Stoemp (cuisine belge)

Stoemp (cuisine belge) : Le stoemp est un plat cuisiné à Bruxelles depuis le XIXe siècle (et probablement avant, l’usage de la pomme de terre étant attesté dès le XVIe siècle en Principauté de Liège, et sa culture attestée dans les Pays-Bas autrichiens au XVIIIe siècle).
Le « stoemp » est un mélange flamand de pomme de terre cuites à l’eau, puis écrasées, et de légumeschou de Savoie, chou rouge, parfois céleri) coupés menu.
La bouillie obtenue est souvent additionnée de dés de lard rissolés à la poêle.
Le stoemp accompagne traditionnellement une saucisse de porc grillée ou autre saucisse.
Prononciation du terme : Stoemp se prononce « stoump » (/stump/ ou /ʃtump/). C’est un mot typique du dialecte brabançon où, comme dans le néerlandais standard et les dialectes flamands, le digramme « oe » se prononce comme le « ou » du français. L’origine de l’appellation vient du flamand, doorgestoempte patatjes, « pommes de terre écrasées ».
Présentation : Le stoemp est un plat populaire, paysan, simple.
Il est composé d’une purée de pomme de terre mélangée avec un ou plusieurs des légumes suivants : oignons et carottes, poireaux, épinards, brocolis, chicons (ou endives), petits-pois, chou, aromatisée de thym et laurier.
Il accompagne traditionnellement des boudins poêlés, du lard rôti, des saucisses de campagne ou des œufs sur le plat, que des variantes familiales remplacent parfois par l’entrecôte ou le filet de cheval.
Comparaisons culinaires : En français, on traduit souvent, et erronément, le terme stoemp par potée.
À la différence de la potée (mélange de viande, de légumes et de pommes de terre cuit dans un bouillon), le stoemp se prépare en faisant dorer les oignons dans du beurre, et en y ajoutant ensuite les pommes de terre et légumes coupés en dés ou en rondelles ; le tout se cuit à l’étouffée et peut nécessiter l’adjonction d’eau. Si les légumes ne se sont pas suffisamment désagrégés, on les presse avec un pilon pour obtenir la purée qu’il faut manger très chaude, arrosée du jus de cuisson de la viande ou des jaunes d’œufs.

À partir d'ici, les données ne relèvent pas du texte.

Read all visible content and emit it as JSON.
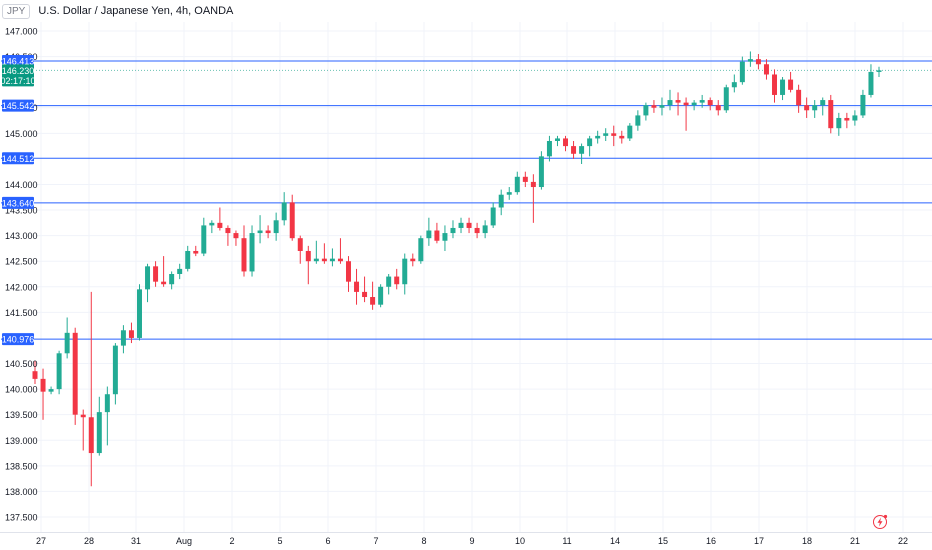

Même s’ils appartiennent à une même famille de préparations culinaires, stoemp, hutspot et stamppot ne sont pas synonymes, car les ingrédients ou les modes de préparation sont différents dans les trois cas.

Dans Tintin et les Picaros, le héros et ses amis sont invités, chez le chef des indigènes arumbayas, à consommer du stoumpô très relevé. Un terme très proche de stoemp qui laisse penser à un clin d’œil de l’auteur, Hergé.
Citation : Le stomp « a servi de régal obligatoire à un peuple entier de petits Bruxellois dont il a fortifié les muscles et encouragé la propension à la bedaine ».